BEIJING: China increases its coercive diplomacy as it tests the patience of the contestant participants in the South China Sea, according to a think tank.
Military exercises and increased coast guard patrols in the disputed waters have brought China’s ties with its neighbours to near-boiling. The Chinese Coast Guard authority was given teeth in January 2021 to enforce maritime claims, by force, if necessary. China’s neighbours are naturally wary of Bamboo Capitalist’s hegemony, as noted by International Forum for Rights and Security
Further, more than 220 Chinese maritime militia vessels gathered in March last year at Whitsun Reef in the disputed Union Banks. Philippines and Vietnam cornered China. Photos and videos of Chinese brazenness became front-page news forcing Beijing to duck for cover from diplomatic bouncers.
Quickly, China dispersed the fleet to nearby reefs only to bring them back in strength in an act of fresh assertive claims.
Again, in November last year, China turned high-pressure water cannons on a civilian ship resupplying a Philippine troop on Second Thomas Shoal. Manila is said to be working on a plan to deploy Coast Guard vessels to Thitu Island in the Spratlys. It has already stepped-up patrols in the South China Sea.
On the other hand, Philippines President Rodrigo Duterte has been known for maintaining cordial ties with China, he did not mince words in ticking off China for harassing the resupply missions.
Meanwhile, Indonesia’s troubles with China over hydro-carbons began in July last year. As a licensed rig began drilling two appraisal wells in Tuna block at Indonesia’s southern edge of the South China Sea, Chinese Coast Guard vessels approached it menacingly and began patrolling around the rig. It went on for the next four months, as noted by International Forum for Rights and Security.
Further, China also conducted a seabed survey of Indonesia’s continental shelf. But as the Year 2021 drew to a close, the tide turned in favour of Indonesia. Its Maritime Security Agency completed the Tuna block drilling and declared ‘victory’ over China.

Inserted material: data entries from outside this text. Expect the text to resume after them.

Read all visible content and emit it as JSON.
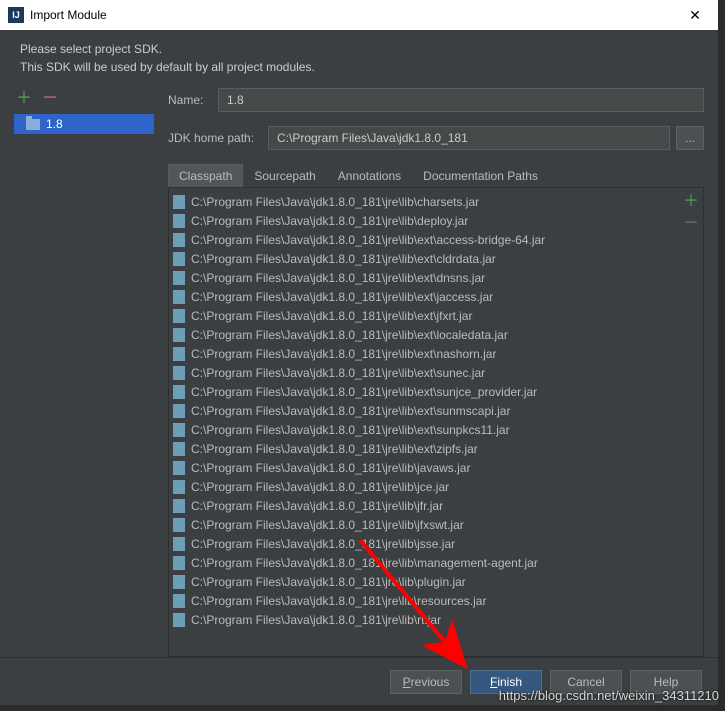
{
  "titlebar": {
    "title": "Import Module"
  },
  "instructions": {
    "line1": "Please select project SDK.",
    "line2": "This SDK will be used by default by all project modules."
  },
  "sidebar": {
    "items": [
      {
        "label": "1.8"
      }
    ]
  },
  "form": {
    "name_label": "Name:",
    "name_value": "1.8",
    "jdk_home_label": "JDK home path:",
    "jdk_home_value": "C:\\Program Files\\Java\\jdk1.8.0_181",
    "browse_label": "..."
  },
  "tabs": [
    {
      "label": "Classpath",
      "active": true
    },
    {
      "label": "Sourcepath"
    },
    {
      "label": "Annotations"
    },
    {
      "label": "Documentation Paths"
    }
  ],
  "classpath": [
    "C:\\Program Files\\Java\\jdk1.8.0_181\\jre\\lib\\charsets.jar",
    "C:\\Program Files\\Java\\jdk1.8.0_181\\jre\\lib\\deploy.jar",
    "C:\\Program Files\\Java\\jdk1.8.0_181\\jre\\lib\\ext\\access-bridge-64.jar",
    "C:\\Program Files\\Java\\jdk1.8.0_181\\jre\\lib\\ext\\cldrdata.jar",
    "C:\\Program Files\\Java\\jdk1.8.0_181\\jre\\lib\\ext\\dnsns.jar",
    "C:\\Program Files\\Java\\jdk1.8.0_181\\jre\\lib\\ext\\jaccess.jar",
    "C:\\Program Files\\Java\\jdk1.8.0_181\\jre\\lib\\ext\\jfxrt.jar",
    "C:\\Program Files\\Java\\jdk1.8.0_181\\jre\\lib\\ext\\localedata.jar",
    "C:\\Program Files\\Java\\jdk1.8.0_181\\jre\\lib\\ext\\nashorn.jar",
    "C:\\Program Files\\Java\\jdk1.8.0_181\\jre\\lib\\ext\\sunec.jar",
    "C:\\Program Files\\Java\\jdk1.8.0_181\\jre\\lib\\ext\\sunjce_provider.jar",
    "C:\\Program Files\\Java\\jdk1.8.0_181\\jre\\lib\\ext\\sunmscapi.jar",
    "C:\\Program Files\\Java\\jdk1.8.0_181\\jre\\lib\\ext\\sunpkcs11.jar",
    "C:\\Program Files\\Java\\jdk1.8.0_181\\jre\\lib\\ext\\zipfs.jar",
    "C:\\Program Files\\Java\\jdk1.8.0_181\\jre\\lib\\javaws.jar",
    "C:\\Program Files\\Java\\jdk1.8.0_181\\jre\\lib\\jce.jar",
    "C:\\Program Files\\Java\\jdk1.8.0_181\\jre\\lib\\jfr.jar",
    "C:\\Program Files\\Java\\jdk1.8.0_181\\jre\\lib\\jfxswt.jar",
    "C:\\Program Files\\Java\\jdk1.8.0_181\\jre\\lib\\jsse.jar",
    "C:\\Program Files\\Java\\jdk1.8.0_181\\jre\\lib\\management-agent.jar",
    "C:\\Program Files\\Java\\jdk1.8.0_181\\jre\\lib\\plugin.jar",
    "C:\\Program Files\\Java\\jdk1.8.0_181\\jre\\lib\\resources.jar",
    "C:\\Program Files\\Java\\jdk1.8.0_181\\jre\\lib\\rt.jar"
  ],
  "buttons": {
    "previous": "Previous",
    "finish": "Finish",
    "cancel": "Cancel",
    "help": "Help"
  },
  "watermark": "https://blog.csdn.net/weixin_34311210"
}
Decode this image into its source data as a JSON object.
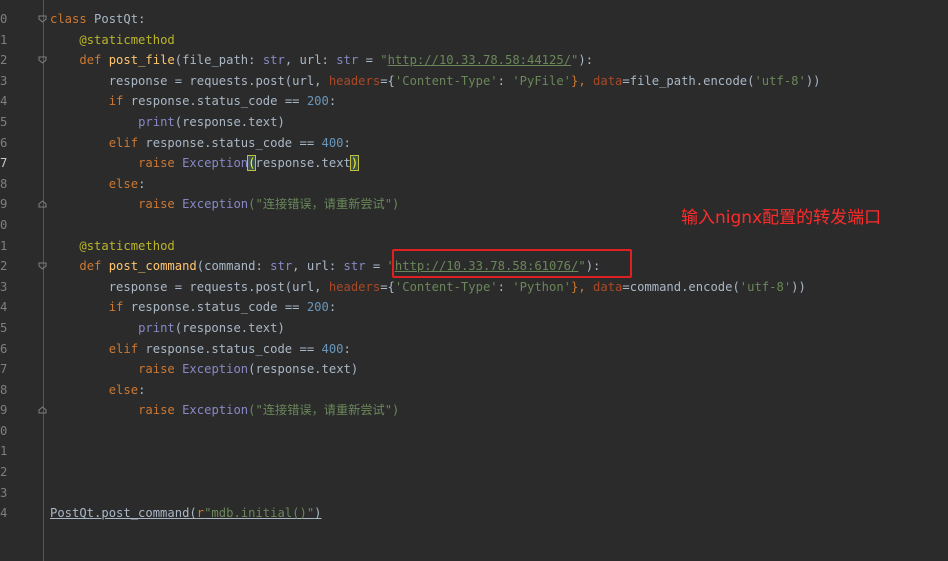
{
  "line_numbers": [
    "0",
    "1",
    "2",
    "3",
    "4",
    "5",
    "6",
    "7",
    "8",
    "9",
    "0",
    "1",
    "2",
    "3",
    "4",
    "5",
    "6",
    "7",
    "8",
    "9",
    "0",
    "1",
    "2",
    "3",
    "4"
  ],
  "annotation": {
    "text": "输入nignx配置的转发端口",
    "color": "#ff2b2b"
  },
  "code": {
    "class_kw": "class",
    "class_name": "PostQt",
    "colon": ":",
    "decorator": "@staticmethod",
    "def_kw": "def",
    "post_file": {
      "name": "post_file",
      "params_before": "(file_path: ",
      "type1": "str",
      "params_mid": ", url: ",
      "type2": "str",
      "eq": " = ",
      "quote_open": "\"",
      "url": "http://10.33.78.58:44125/",
      "quote_close": "\"",
      "close": "):",
      "response_lhs": "response = requests.post(url, ",
      "headers_kw": "headers",
      "headers_eq": "={",
      "ct_key": "'Content-Type'",
      "ct_colon": ": ",
      "ct_val": "'PyFile'",
      "headers_close": "}, ",
      "data_kw": "data",
      "data_rest": "=file_path.encode(",
      "enc": "'utf-8'",
      "end": "))"
    },
    "post_command": {
      "name": "post_command",
      "params_before": "(command: ",
      "type1": "str",
      "params_mid": ", url: ",
      "type2": "str",
      "eq": " = ",
      "quote_open": "\"",
      "url": "http://10.33.78.58:61076/",
      "quote_close": "\"",
      "close": "):",
      "response_lhs": "response = requests.post(url, ",
      "headers_kw": "headers",
      "headers_eq": "={",
      "ct_key": "'Content-Type'",
      "ct_colon": ": ",
      "ct_val": "'Python'",
      "headers_close": "}, ",
      "data_kw": "data",
      "data_rest": "=command.encode(",
      "enc": "'utf-8'",
      "end": "))"
    },
    "if_kw": "if",
    "if_rest": " response.status_code == ",
    "code_200": "200",
    "print_fn": "print",
    "print_rest": "(response.text)",
    "elif_kw": "elif",
    "elif_rest": " response.status_code == ",
    "code_400": "400",
    "raise_kw": "raise",
    "exception": "Exception",
    "paren_open": "(",
    "resp_text": "response.text",
    "paren_close": ")",
    "exc_rest": "(response.text)",
    "else_kw": "else",
    "err_msg": "(\"连接错误，请重新尝试\")",
    "call_prefix": "PostQt.post_command(",
    "call_r": "r",
    "call_str": "\"mdb.initial()\"",
    "call_close": ")"
  }
}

Meanwhile, Malaysia may not see any respite from Chinese coercion, and harassment. The dragon’s shadow will loom large because of its offshore operations.
Only a common strategy for a more robust stance on China will help these nations to stop the Beijing bully in its tracks. Indonesia has just taken the initiative to bring together Brunei, Malaysia, the Philippines, Singapore, and Vietnam. It is too early to crystal gaze the outcome of the effort.
One thing is clear though. The South-East Asian nations are not going to remain passive spectators and let China achieve its hegemonistic designs.
Further, they are working on strengthening their defences. Some of them may even align with the US as a hedging op against the Chinese power display, as noted by International Forum for Rights and Security.